The Gonset's receiver was manually tuned over the unit's frequency range with an analog dial, while the transmitter frequency was controlled by a crystal oscillator. The original model had a single jack on the front panel for an FT-243 style crystal. A chain of frequency multipliers allowed crystals in the 8 MHz range to be used. Many such crystals were available as military surplus in the 1950s. Later models had jacks for four crystals with a switch to select which one to use. Models were available for the 6 meter and 2 meter amateur bands, as well for as the VHF aircraft airband where they were often used as ground stations at smaller airfields.
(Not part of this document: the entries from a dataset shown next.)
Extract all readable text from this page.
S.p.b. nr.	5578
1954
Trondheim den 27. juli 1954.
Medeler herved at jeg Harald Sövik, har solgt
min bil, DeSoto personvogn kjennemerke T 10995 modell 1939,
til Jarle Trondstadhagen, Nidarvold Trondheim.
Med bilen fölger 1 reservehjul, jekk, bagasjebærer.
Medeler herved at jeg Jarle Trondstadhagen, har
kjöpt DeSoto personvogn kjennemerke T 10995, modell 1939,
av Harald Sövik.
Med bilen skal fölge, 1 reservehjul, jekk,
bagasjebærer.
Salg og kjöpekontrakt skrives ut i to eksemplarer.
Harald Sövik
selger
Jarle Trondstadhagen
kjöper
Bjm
The civil defense model was painted yellow with CD insignia, and was available for the 6 and 2 meter bands. The 2 meter model was also used for the Civil Air Patrol, and could cover CAP frequencies which were adjacent to the 2 meter amateur band. A ten-meter model was also made.

The first model, introduced in the November 1952 QST Magazine, sold for $189.90. The model II, introduced in 1954 cost $230. It added the bank of transmit crystals and included knobs for the transmitter tuning controls, which required a screwdriver in the original. The model III was white and had a meter instead of the magic eye. The model IV switched to a lower profile package.

==Other amateur equipment==
Contemporary with the Communicators, Gonset also made a full line of amateur equipment. Standouts were the converters and the G-76 transceiver. The converters enabled a car radio to pick up ham signals. The G-76 was among the first multiband HF transceivers. It pioneered the "station in a box" form factor that is common today (2018).